As if that one was hard to stomach for the first-year UF coach, then came last season's first-round elimination at the hands of Pepperdine.
"To be honest, there have been times when I've lost patience, thinking, 'My goodness,' and looking at myself in the mirror," Shelton said. "Those were the times I've looked left or right around this place and seen the women's [tennis] program killing it and seen all the other championship teams on this campus killing while we're pulling up the rear. That's not something I was used to."
But Shelton remained steadfast in his vision and credits his two assistants, former UF All-American Mark Merklein and volunteer Scott Perelman, for reminding him about that bigger picture.
And he credits his players, also.
Junior Elliott Orkin was one of Bryan Shelton's first recruits.
The growth he's seen in his team in just the last few weeks has been astounding. On March 6, the Gators had a 3-1 lead on the road at Texas A&M only to collapse en masse in what eventually was a 4-3 defeat. That match, Shelton said, was hauntingly similar to earlier 4-3 road losses at No. 8 Southern Cal and No. 6 Ohio State when he could see his players "scoreboard watching," and basically looking to other courts as trying to will their teammates to win their matches and thus take some pressure off.

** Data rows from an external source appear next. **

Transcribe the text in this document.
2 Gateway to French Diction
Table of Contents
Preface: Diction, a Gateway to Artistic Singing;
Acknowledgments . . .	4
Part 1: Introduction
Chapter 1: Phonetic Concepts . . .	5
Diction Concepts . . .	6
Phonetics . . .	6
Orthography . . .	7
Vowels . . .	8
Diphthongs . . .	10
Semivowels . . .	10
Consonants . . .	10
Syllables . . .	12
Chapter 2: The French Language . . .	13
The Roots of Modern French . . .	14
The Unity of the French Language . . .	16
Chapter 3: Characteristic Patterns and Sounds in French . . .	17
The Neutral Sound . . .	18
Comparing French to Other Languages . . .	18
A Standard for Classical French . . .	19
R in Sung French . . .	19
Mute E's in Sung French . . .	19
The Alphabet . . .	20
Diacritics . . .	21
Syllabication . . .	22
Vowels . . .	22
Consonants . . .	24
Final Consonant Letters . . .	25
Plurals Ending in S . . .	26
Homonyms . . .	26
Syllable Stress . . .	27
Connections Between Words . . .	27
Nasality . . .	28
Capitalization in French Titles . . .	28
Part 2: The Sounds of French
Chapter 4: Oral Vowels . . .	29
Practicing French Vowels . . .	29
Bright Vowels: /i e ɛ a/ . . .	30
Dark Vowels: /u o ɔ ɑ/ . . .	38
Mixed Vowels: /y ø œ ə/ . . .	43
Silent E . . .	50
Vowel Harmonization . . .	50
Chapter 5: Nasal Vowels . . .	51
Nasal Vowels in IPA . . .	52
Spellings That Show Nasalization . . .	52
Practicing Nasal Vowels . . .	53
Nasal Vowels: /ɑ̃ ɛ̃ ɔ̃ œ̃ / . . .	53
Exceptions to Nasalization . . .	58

The Gators had some long, deep conversations about taking ownership. About locking in.
"About just competing," Shelton said.
Florida won its final three regular-season matches, easily defeating South Carolina, No. 20 Kentucky and Tennessee by a combined count of 19-2. The Gators opened the SEC Tournament with a 4-0 dismissing of 34th-ranked Vanderbilt, then competed their backsides off in a rematch with A&M, beating the No. 13 Aggies 4-0 and setting up a rematch against the regular-season champion Bulldogs.
Senior Gordon Watson closed the match by storming from behind for a 3-6, 7-5, 6-3 win over Nick Wood at No. 5 singles.
He not only competed, he excelled under pressure.
They all did.
"When it got to that point at the end of the match, you kind of wonder how your guys are going to respond emotionally. Are they going to keep their nerves in check and breathe and respond the right way? Or will the score become too big for them?" Shelton said. "It never got too big. Their confidence grew as the match got further along. They wanted the ball. It's a great feeling to look out there, see their eyes and know they're not just enjoying it, they're loving it."
Almost as good as that feeling of raising a trophy.
"Bryan Shelton has gone about building this program methodically and meticulously, totally staying the course — and that's not always easy," said UF executive associate athletic director Mike Hill, the senior administrator who oversees men's tennis. "He told me back in the fall how much he loved the makeup of this group. That he loved the lack of drama."
Now Shelton loves the results.
His way. No shortcuts.
The NCAA bracket will be announced Tuesday.
"We're moving in the right direction," Shelton said. "I think we'll be a team a lot of teams would rather not see in their bracket."
Enter thoughts of Pepperdine? Or Denver?
"We're not going to let that happen again," said Orkin, who came to Florida as part of Shelton's first recruiting class. "Winning the SEC [Tournament] was really good, but we feel we can do a lot more."